Until a few decades ago, we might have felt that the world was more or less understandable, and we could lean on the unquestioned certainties of three-dimensional space, solid matter, and fixed time. Twentieth-century physics, however, has led us astray and looking at an open book, the reader is not sure whether he is reading from a science fiction story. At the end of the twentieth century, it was clear that the universe was a far more remarkable place than we could ever have suspected, that things were far more complex than our everyday experience suggested.
With the development of quantum mechanics and the theory of relativity, it became apparent that only a tiny fraction of dimensions behave reasonably and customarily: the world at minimal and vast distances is very different. It acts very differently from the world we grew up in, the world of our spaces. The certainties have broken down for us: the masses are full of empty places, the room has all kinds of strange twists and turns, and the clocks always point differently in different areas. Everything is different! A solid mass and, at small distances, boils, and bubbles; most of all, it resembles a stormy sea or boiling foam. The black holes are somehow encapsulated in space, space can be torn like a sponge for washing, and there are many more dimensions than our usual four. My hands, which are now writing this text, are not material but bundles of dancing strings. Man on Earth suddenly seems like a settler who emerges from his comfortable cottage, where he is warm and light, and finds a storm raging outside and angels flying and dancing fairies. The world is very different from what we imagined! We live in a quiet bubble of space-time: at high speeds, great masses, and distances large or small, everything is different.

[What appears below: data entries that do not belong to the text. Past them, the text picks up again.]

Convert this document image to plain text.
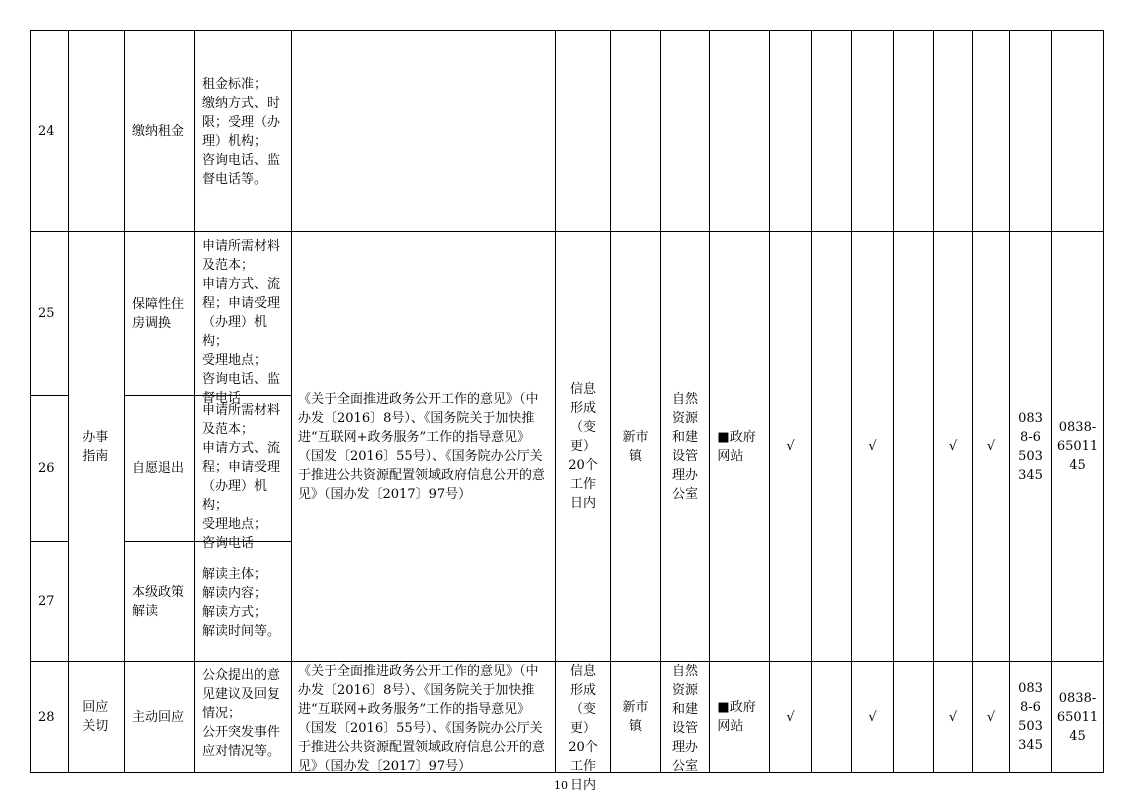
24		缴纳租金	租金标准；
缴纳方式、时限；受理（办理）机构；
咨询电话、监督电话等。													

25	办事指南	保障性住房调换	申请所需材料及范本；
申请方式、流程；申请受理（办理）机构；
受理地点；
咨询电话、监督电话	《关于全面推进政务公开工作的意见》（中办发〔2016〕8号）、《国务院关于加快推进“互联网+政务服务”工作的指导意见》（国发〔2016〕55号）、《国务院办公厅关于推进公共资源配置领域政府信息公开的意见》（国办发〔2017〕97号）	信息形成（变更）20个工作日内	新市镇	自然资源和建设管理办公室	■政府网站	√		√		√	√	0838-6503345	0838-6501145

26		自愿退出	申请所需材料及范本；
申请方式、流程；申请受理（办理）机构；
受理地点；
咨询电话													

27		本级政策解读	解读主体；
解读内容；
解读方式；
解读时间等。													

28	回应关切	主动回应	公众提出的意见建议及回复情况；
公开突发事件应对情况等。	《关于全面推进政务公开工作的意见》（中办发〔2016〕8号）、《国务院关于加快推进“互联网+政务服务”工作的指导意见》（国发〔2016〕55号）、《国务院办公厅关于推进公共资源配置领域政府信息公开的意见》（国办发〔2017〕97号）	信息形成（变更）20个工作日内	新市镇	自然资源和建设管理办公室	■政府网站	√		√		√	√	0838-6503345	0838-6501145
10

I think contemporary physics has vastly outstripped the imagination of science fiction writers: reality is more interesting than the best science fiction story. The more physicists investigate the Big Bang Theory and the initial parameters of the universe, the more unexpected they come to. If just one of the many constants had a slightly different value than it does, neither galaxies, stars, nor we would ever have come into existence. The probability of the initial parameters being “correctly” set is so tiny as almost zero. Except that’s precisely what happened. To somehow avoid the problem, astrophysicists define the so-called anthropic principle. One and its form says that the universe must be so we can live in it. Maybe there are many universes where the constants are set. Nobody will ever know because life cannot exist in them (at least in that form as we know it). Because we are here, the universe must look like this. It’s strange: because of people on a tiny planet, a small galaxy, the universe looks the way it does. Since the Middle Ages, our cosmic self-consciousness has somehow faded.

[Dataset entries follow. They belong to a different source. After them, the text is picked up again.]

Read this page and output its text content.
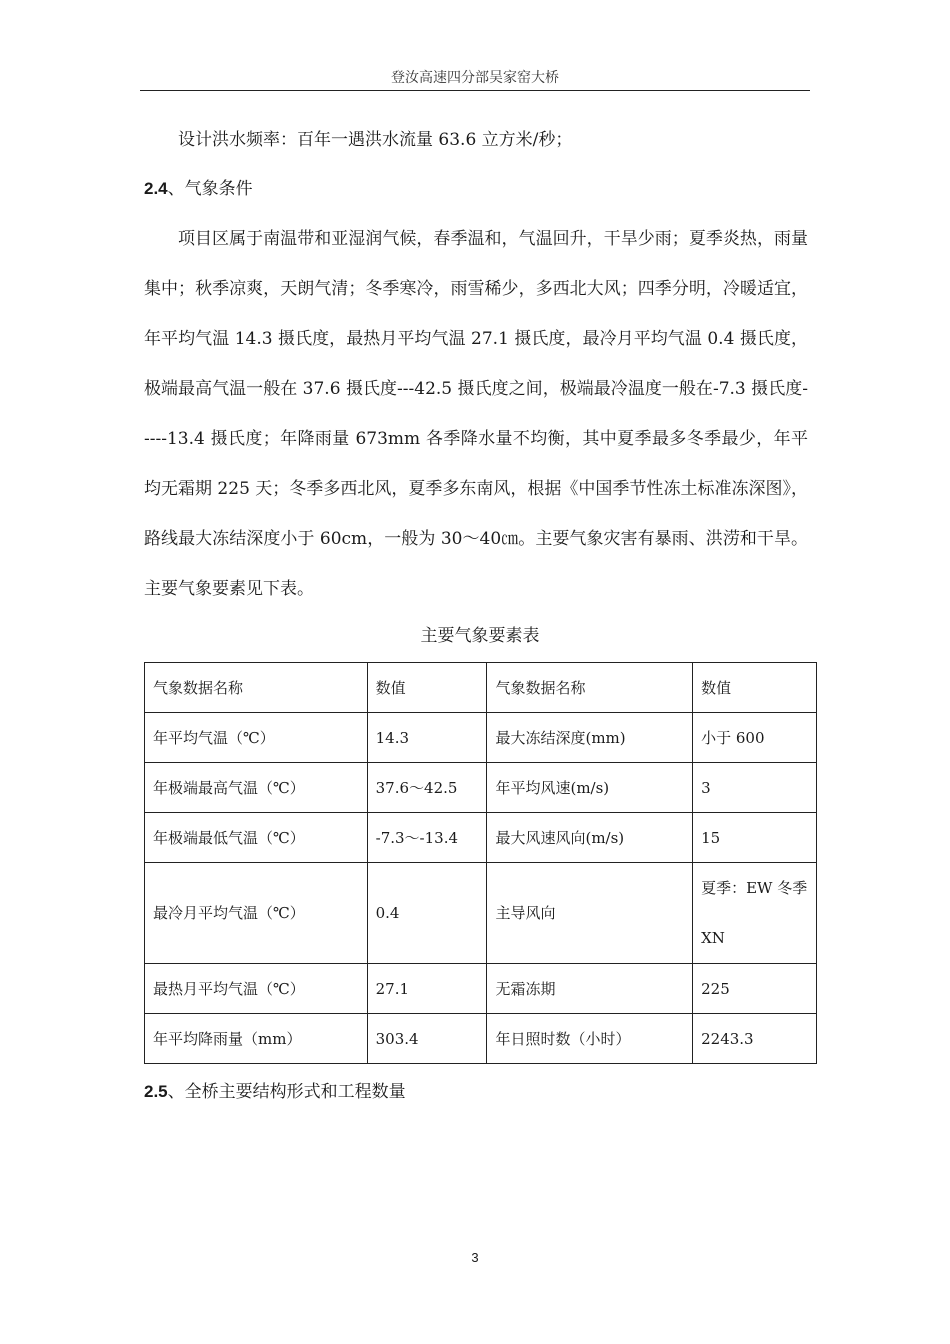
登汝高速四分部吴家窑大桥
设计洪水频率：百年一遇洪水流量 63.6 立方米/秒；
2.4、气象条件
项目区属于南温带和亚湿润气候，春季温和，气温回升，干旱少雨；夏季炎热，雨量集中；秋季凉爽，天朗气清；冬季寒冷，雨雪稀少，多西北大风；四季分明，冷暖适宜，年平均气温 14.3 摄氏度，最热月平均气温 27.1 摄氏度，最冷月平均气温 0.4 摄氏度，极端最高气温一般在 37.6 摄氏度---42.5 摄氏度之间，极端最冷温度一般在-7.3 摄氏度-----13.4 摄氏度；年降雨量 673mm 各季降水量不均衡，其中夏季最多冬季最少，年平均无霜期 225 天；冬季多西北风，夏季多东南风，根据《中国季节性冻土标准冻深图》，路线最大冻结深度小于 60cm，一般为 30～40㎝。主要气象灾害有暴雨、洪涝和干旱。主要气象要素见下表。
主要气象要素表
气象数据名称	数值	气象数据名称	数值
年平均气温（℃）	14.3	最大冻结深度(mm)	小于 600
年极端最高气温（℃）	37.6～42.5	年平均风速(m/s)	3
年极端最低气温（℃）	-7.3～-13.4	最大风速风向(m/s)	15
最冷月平均气温（℃）	0.4	主导风向	夏季：EW 冬季 XN
最热月平均气温（℃）	27.1	无霜冻期	225
年平均降雨量（mm）	303.4	年日照时数（小时）	2243.3
2.5、全桥主要结构形式和工程数量
3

It was generally assumed that the center of the universe was the Earth, around which everything revolves, figuratively and literally. Galileo Galilei and Nicholas Copernicus made it clear that the center of the universe is the sun. In 1750 Tom Wright discovered that the Milky Way in the night sky is our view inside the galaxy of which we are a part. Today, we know that we and our solar system are stumbling somewhere on the edge of this galaxy. It was probably the philosopher Immanuel Kant who first, in 1755, wrote that at least some of the nebulae we see in the sky are circular disks about the same size as our galaxy. Today, we know that there are millions of galaxies like ours in the universe, that galaxies form clusters and superclusters of galaxies that are also in the universe very irregularly distributed as if they were imaginary walls of some unimaginably large spatial cell. We know the universe is not infinite, but we can hardly imagine its size.

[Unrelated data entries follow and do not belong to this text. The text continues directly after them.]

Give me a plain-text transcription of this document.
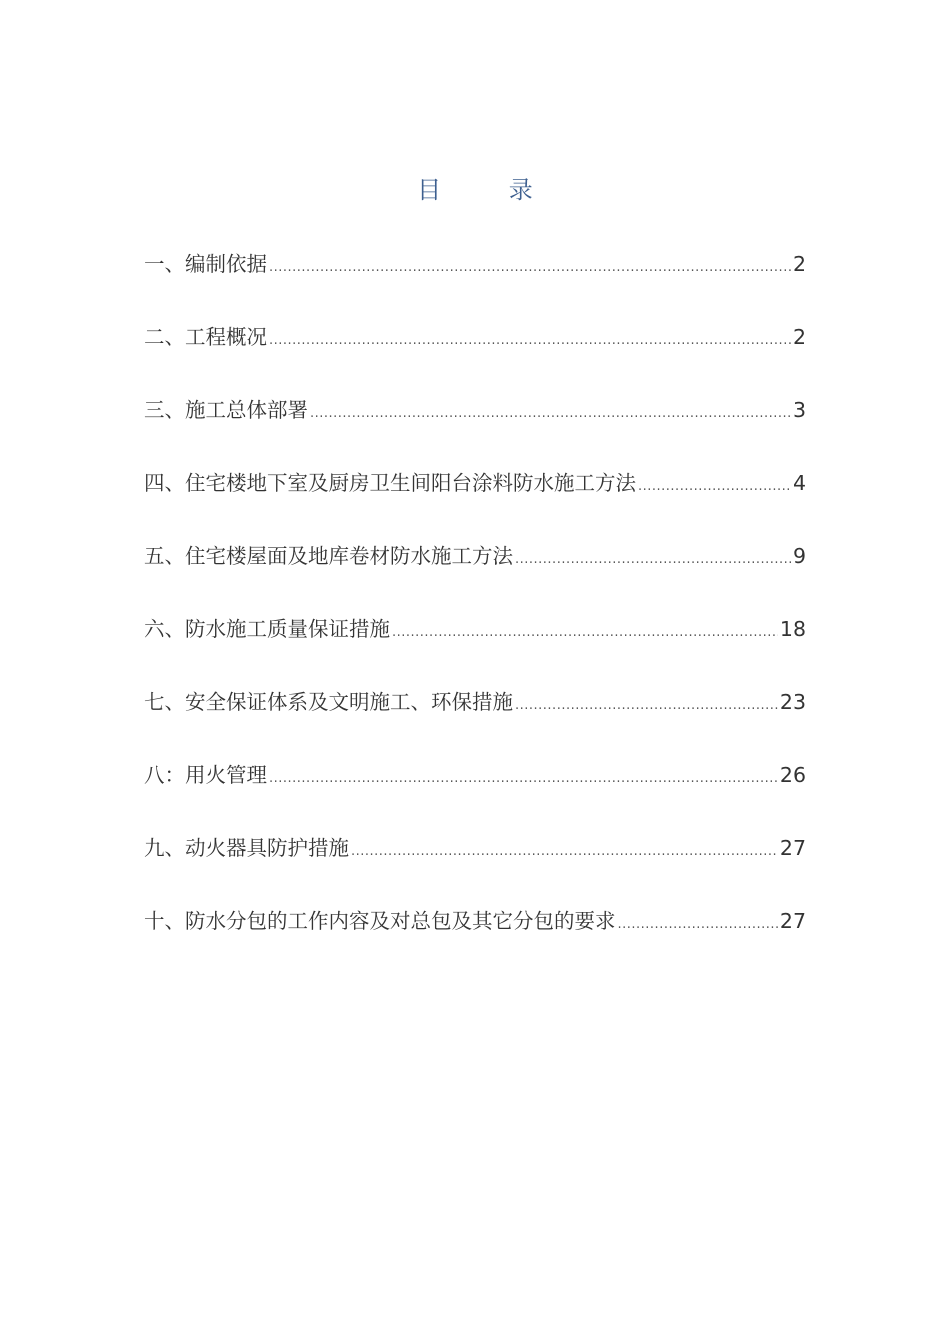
目 录
一、编制依据 .....	2
二、工程概况 .....	2
三、施工总体部署 .....	3
四、住宅楼地下室及厨房卫生间阳台涂料防水施工方法 .....	4
五、住宅楼屋面及地库卷材防水施工方法 .....	9
六、防水施工质量保证措施 .....	18
七、安全保证体系及文明施工、环保措施 .....	23
八：用火管理 .....	26
九、动火器具防护措施 .....	27
十、防水分包的工作内容及对总包及其它分包的要求 .....	27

To Immanuel Kant, who marveled at the starry sky above him, with whom he recalled one clear night at the opposite end of the planet, in Antar …on the other side of Antarctica. I wish you could experience the feeling of the limitless depth of space when, on a solitary walk, I suddenly had the impression that I was standing upside down and seeing the starry sky below me, looking into the endless depths of a universe that had no bottom. For our healthy humility, it is sometimes a helpful warm-up to try to look at our galaxy from somewhere very far away until it looks like a blurry speck in space: then, we can more easily grasp the comicality of all dictators and our lust for power. Karel Capek in his play. In the Life of Insects, he develops a battle of ants in a poisonous scene: they fly through the air with orders and big words about glory as we are used to them from our human wars. Only later does the viewer realize that the whole war is being fought over a piece of forest land, over a single blade of grass. Too bad Capek didn’t live to see the Hubble telescope.